Typical J-couplings for ^{195}Pt with other nuclei
| Nucleus | ^{1}J (Hz) | ^{2}J (Hz) | ^{3}J (Hz) | ^{4}J (Hz) |
|---|---|---|---|---|
| ^{1}H | >700 | 30 to 70 | 15 to 50 | 9 to 16 |
| ^{13}C | 500 to 1800 | 10 to 55 | 10 to 40 | 12 to 15 |
| ^{15}N | 150 to 350 |  |  |  |
| ^{31}P | 1500 to 6000 |  |  |  |
| ^{119}Sn | >20000 |  |  |  |

Coupling of ^{195}Pt to ^{1}H, ^{13}C, ^{31}P, ^{19}F or ^{15}N has been reported through one up to four bonds (^{1}J to ^{4}J) and is commonly studied to provide additional structural information for platinum complexes. The ~34% abundance of ^{195}Pt (with the remaining 66% of natural Pt being NMR-inactive) means that this coupling appears in the respective ^{1}H/^{31}P/^{15}N/^{13}C NMR spectra as satellite peaks (cf. ^{13}C satellites) which, for example, result in 17:66:17 patterns for singlets.
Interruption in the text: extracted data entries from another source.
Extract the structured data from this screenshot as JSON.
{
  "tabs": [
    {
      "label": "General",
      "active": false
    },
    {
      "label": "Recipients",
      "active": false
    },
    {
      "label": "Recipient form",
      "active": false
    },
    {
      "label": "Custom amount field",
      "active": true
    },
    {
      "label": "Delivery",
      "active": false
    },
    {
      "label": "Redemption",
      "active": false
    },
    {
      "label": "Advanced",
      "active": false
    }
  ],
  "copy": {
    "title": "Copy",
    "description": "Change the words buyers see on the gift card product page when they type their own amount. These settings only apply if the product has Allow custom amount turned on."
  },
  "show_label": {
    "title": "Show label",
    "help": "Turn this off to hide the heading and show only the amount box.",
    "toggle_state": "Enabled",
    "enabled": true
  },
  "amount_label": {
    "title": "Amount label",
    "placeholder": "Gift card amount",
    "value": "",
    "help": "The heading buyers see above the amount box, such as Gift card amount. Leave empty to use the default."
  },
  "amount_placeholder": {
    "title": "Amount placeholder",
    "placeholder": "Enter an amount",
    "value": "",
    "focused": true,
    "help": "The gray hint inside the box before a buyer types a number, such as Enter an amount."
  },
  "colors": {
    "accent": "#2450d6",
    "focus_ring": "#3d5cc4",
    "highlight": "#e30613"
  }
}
The trans influence in 16 e^{−} square planar Pt^{II} complexes has been studied by comparing the magnitude of coupling constants in the cis- and trans- isomers.

Complicated homonuclear couplings ranging from 60 to 9000 Hz for ^{1}J(^{195}Pt–^{195}Pt) are of interest in the context of platinum cluster compounds.